The United States has long been a beacon of industry. Cities with sprawling skyscrapers and a network of interstate highways signal the strength and prowess of American construction.
But these days, industrial growth is ailing. And it’s not for a lack of projects or development. There are several multi-billion-dollar projects in development across the country. For example, Florida is investing billions to reconstruct its highways. New York and Chicago are spending more than $8 billion each to redevelop LaGuardia and O’Hare. California is spending more than $70 billion on a high-speed rail system that will connect San Diego and San Francisco.
Alongside these megaprojects are millions of commercial and residential construction projects that continue to boom with the economic recovery of the 2008 market crash.

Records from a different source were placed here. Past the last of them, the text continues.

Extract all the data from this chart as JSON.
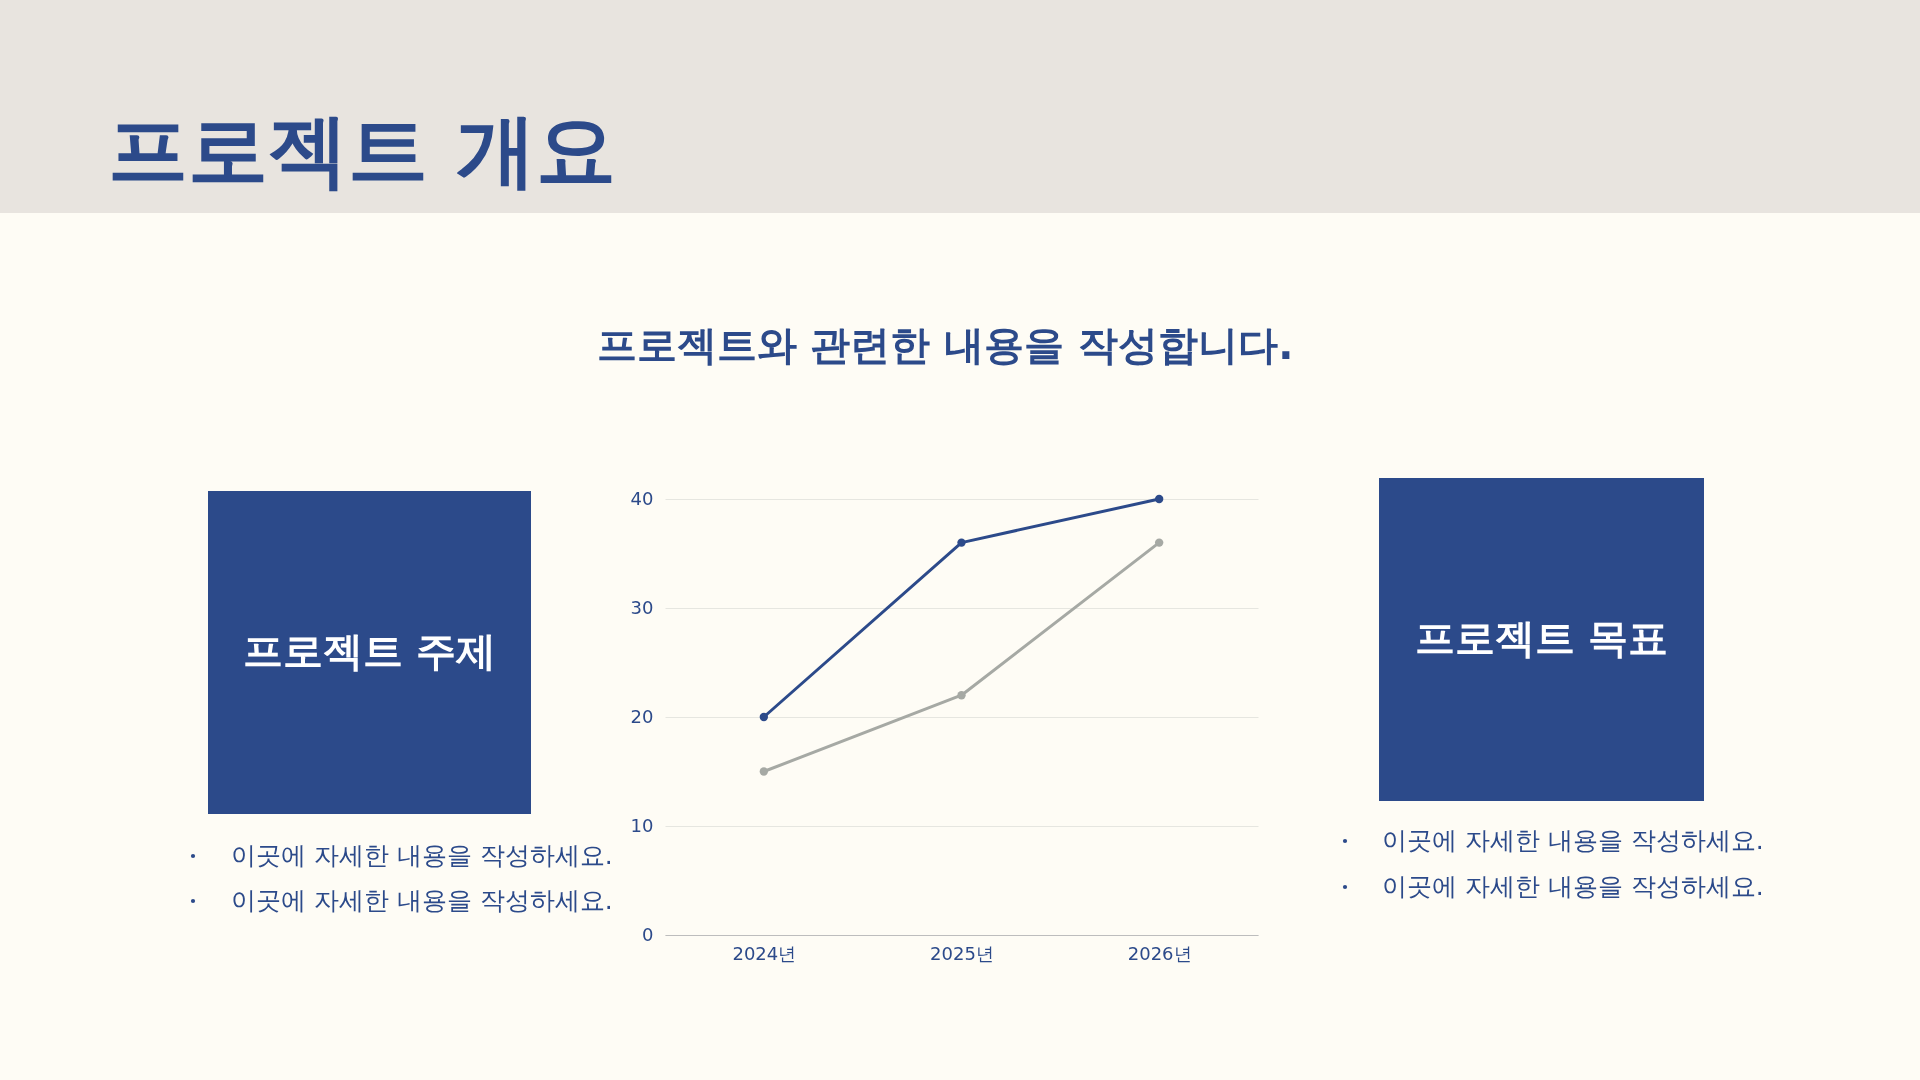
{
  "chart_data": [
    {
      "type": "other",
      "title": "프로젝트 개요",
      "subtitle": "프로젝트와 관련한 내용을 작성합니다."
    },
    {
      "type": "other",
      "title": "프로젝트 주제",
      "annotations": [
        "이곳에 자세한 내용을 작성하세요.",
        "이곳에 자세한 내용을 작성하세요."
      ]
    },
    {
      "type": "line",
      "categories": [
        "2024년",
        "2025년",
        "2026년"
      ],
      "series": [
        {
          "color": "#2c4a8a",
          "values": [
            20,
            36,
            40
          ]
        },
        {
          "color": "#a6a9a4",
          "values": [
            15,
            22,
            36
          ]
        }
      ],
      "ylim": [
        0,
        40
      ],
      "yticks": [
        0,
        10,
        20,
        30,
        40
      ],
      "grid": "y",
      "marker": "circle",
      "line_style": "solid"
    },
    {
      "type": "other",
      "title": "프로젝트 목표",
      "annotations": [
        "이곳에 자세한 내용을 작성하세요.",
        "이곳에 자세한 내용을 작성하세요."
      ]
    }
  ]
}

With so much government and private spending, why is the construction industry struggling? One of the main issues is that there aren’t enough workers to meet construction demands. Even though spending on construction recovered from the crash, the talent never returned. And it’s a compounding problem because there isn’t enough new talent to replace industry veterans nearing retirement age.
Back in 2018, the Commercial Construction Index surveyed more than 2,700 contractors, construction managers, and builders. 91 percent claimed they were having a difficult or moderately difficult time finding skilled workers.
A year later, the numbers aren’t much better. According to the Bureau of Labor Statistics, there are still nearly 200,000 unfilled construction industry jobs nationwide – that’s equivalent to the population of Salt Lake City.
While the shortage is stressful for managers and contractors, it’s great news for those with construction experience. Here are the best cities for those looking for construction jobs.
1. New York
This shouldn’t be much of a surprise. The massive real-estate development in Manhattan continues to move forward, and New York’s spending on commercial construction is higher than any other city in the United States.
Texas continues to grow. So much so that two of its cities have made the top-five list. The bulk of Dallas’ construction spending is on single-family homes. It’s also spending significant sums on institutions.
Just like Dallas, Houston’s spending is primarily focused on single-family homes. What makes Houston different is that it’s spending more on industrial construction than any other city in the top five.
The nation’s capital is second only to New York in commercial construction spending. Its institutional spending is also quite strong.
5. Los Angeles
Los Angeles also shouldn’t be a surprise. The second most populous city in the United States is bound to have massive construction spending. Los Angeles construction spending is split pretty evenly between commercial, institutional, and single-family and multi-family properties.